With support from USAID’s Vulnerable Children Fund (formerly Displaced Children and Orphans Fund - DCOF), the Accelerating Strategies for Practical Innovation and Research in Economic Strengthening (ASPIRES) Family Care Project focused on how economic strengthening (ES) interventions can help prevent unnecessary separation of children from families as well as support the reintegration into family care of children who were already separated. In particular, the project sought to assess how to match specific kinds of economic strengthening activities to the capacities, limitations, and context of particular households, with the aim of supporting the development of technical guidance to inform future programming. Through Family Care, ASPIRES supported two learning projects in Uganda: the Family Resilience (FARE) project, implemented by AVSI Foundation, and Economic Strengthening to Keep and Reintegrate Children in Family Care (ESFAM) project, implemented by ChildFund. Both projects were intended to reach economically and socially vulnerable families at risk of separation (prevention families) and those whose previously separated children were returning to family care (reintegrating families). Implemented between late 2015 and early 2018, the Family Care projects were based on the theory that a combination of case management, family social support and household economic and livelihood strengthening would stabilize highly vulnerable households, facilitating the return of separated children to family care or preventing children’s separation from their families. FARE was implemented in more urban areas, where the cost of living and incomes are, on average, higher than in the more rural areas where ESFAM was implemented. 

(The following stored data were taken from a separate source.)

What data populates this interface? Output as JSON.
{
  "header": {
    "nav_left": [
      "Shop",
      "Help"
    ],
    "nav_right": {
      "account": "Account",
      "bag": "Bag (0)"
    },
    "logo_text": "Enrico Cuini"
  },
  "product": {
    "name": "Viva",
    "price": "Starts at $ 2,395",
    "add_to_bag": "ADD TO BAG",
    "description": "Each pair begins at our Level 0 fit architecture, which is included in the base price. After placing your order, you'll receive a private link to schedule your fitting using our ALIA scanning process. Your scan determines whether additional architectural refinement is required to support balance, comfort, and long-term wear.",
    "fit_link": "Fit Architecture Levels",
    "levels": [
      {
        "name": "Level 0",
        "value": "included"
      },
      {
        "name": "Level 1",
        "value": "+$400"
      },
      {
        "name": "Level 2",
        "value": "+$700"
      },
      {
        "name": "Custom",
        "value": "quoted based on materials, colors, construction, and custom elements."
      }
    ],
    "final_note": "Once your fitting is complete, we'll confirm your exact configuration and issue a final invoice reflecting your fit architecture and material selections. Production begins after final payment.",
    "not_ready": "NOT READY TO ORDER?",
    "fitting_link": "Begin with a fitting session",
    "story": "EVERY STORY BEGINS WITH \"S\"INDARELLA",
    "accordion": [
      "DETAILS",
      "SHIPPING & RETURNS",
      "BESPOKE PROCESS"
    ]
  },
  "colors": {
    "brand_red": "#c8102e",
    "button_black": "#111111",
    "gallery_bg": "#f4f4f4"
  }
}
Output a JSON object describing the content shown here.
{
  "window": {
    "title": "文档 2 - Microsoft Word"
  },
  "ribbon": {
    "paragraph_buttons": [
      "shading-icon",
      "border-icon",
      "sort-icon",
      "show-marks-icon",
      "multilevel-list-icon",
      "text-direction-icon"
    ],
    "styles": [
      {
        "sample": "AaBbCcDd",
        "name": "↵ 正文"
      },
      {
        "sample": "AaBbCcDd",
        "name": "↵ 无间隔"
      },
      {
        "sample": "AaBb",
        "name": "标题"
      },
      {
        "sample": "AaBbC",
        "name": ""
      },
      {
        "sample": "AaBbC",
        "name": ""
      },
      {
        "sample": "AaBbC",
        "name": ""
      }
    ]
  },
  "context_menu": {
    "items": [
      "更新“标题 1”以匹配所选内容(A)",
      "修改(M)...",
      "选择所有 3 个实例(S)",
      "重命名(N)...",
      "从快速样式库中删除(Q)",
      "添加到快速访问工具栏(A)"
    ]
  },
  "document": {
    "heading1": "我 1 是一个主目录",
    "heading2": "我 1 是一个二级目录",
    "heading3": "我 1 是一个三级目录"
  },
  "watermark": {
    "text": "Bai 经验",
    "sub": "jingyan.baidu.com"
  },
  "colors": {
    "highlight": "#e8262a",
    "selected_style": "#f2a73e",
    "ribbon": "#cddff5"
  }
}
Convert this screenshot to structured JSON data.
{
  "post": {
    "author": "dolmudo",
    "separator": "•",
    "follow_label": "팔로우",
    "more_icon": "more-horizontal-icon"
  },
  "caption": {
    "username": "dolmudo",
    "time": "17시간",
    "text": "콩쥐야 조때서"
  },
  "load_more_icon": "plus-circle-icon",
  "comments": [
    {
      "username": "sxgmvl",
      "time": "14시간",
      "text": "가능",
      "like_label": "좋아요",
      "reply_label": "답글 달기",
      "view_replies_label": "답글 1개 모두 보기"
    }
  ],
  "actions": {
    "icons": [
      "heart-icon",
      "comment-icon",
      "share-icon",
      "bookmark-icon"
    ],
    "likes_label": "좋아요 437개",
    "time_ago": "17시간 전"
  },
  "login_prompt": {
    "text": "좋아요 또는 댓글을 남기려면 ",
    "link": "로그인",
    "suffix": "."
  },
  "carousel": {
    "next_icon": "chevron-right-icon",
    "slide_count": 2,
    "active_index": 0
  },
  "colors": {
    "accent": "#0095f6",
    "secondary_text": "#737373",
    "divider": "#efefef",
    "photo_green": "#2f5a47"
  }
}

ES activities across FARE and ESFAM included cash transfers (CT); cash transfers plus participation in a savings group (CT + village savings and loan association, VSLA); savings groups (VSLA) without cash transfers; matched savings accounts (MSA); community training in income generating activity skills (Comm Skills); only financial literacy or business skills training, youth apprenticeship or other non-primary ES activity (Other ES); or no ES for those who could not access or chose not to participate in any economic strengthening activities (No ES). FARE cash transfers and all ESFAM ES activities were assigned based on the assessed level of household poverty. In addition to these ES activities, all households received family support activities including, at a minimum, case management and counselling by project social workers, and for many, training on parenting skills for caregivers. Most households received Family Care interventions for a period of approximately 12 – 18 months, beginning in September 2016 and concluding in January-February 2018. 

Methods 

Because ES activities should be matched to a household’s situation and because of uncertainty about when and where households in the reintegration sample would be reunified, random assignment of ES activities to households was not advisable or feasible within the Family Care research design. The Family Care team therefore designed a mixed methods evaluation to be implemented alongside programming that included longitudinal quantitative data collection with all participating FARE and ESFAM households (N=1305) at three time points to assess a range of indicators related to household economic and family well-being. Descriptive statistics were generated at baseline and endline for more than 20 outcome variables selected from across the domains of economic well-being, social/family well-being, and child protection. Changes in the average or distribution of responses were calculated and tests of statistical significance were performed, as appropriate. 

The data are disaggregated according to separation status (at-risk or reintegrating) and the primary economic strengthening activity the household participated in. Additionally, the research design included in-depth, longitudinal qualitative research to help understand how (well), from participants’ perspectives, the FARE and ESFAM interventions aligned with perceived drivers of separation and families’ experienced child-level effects of programming.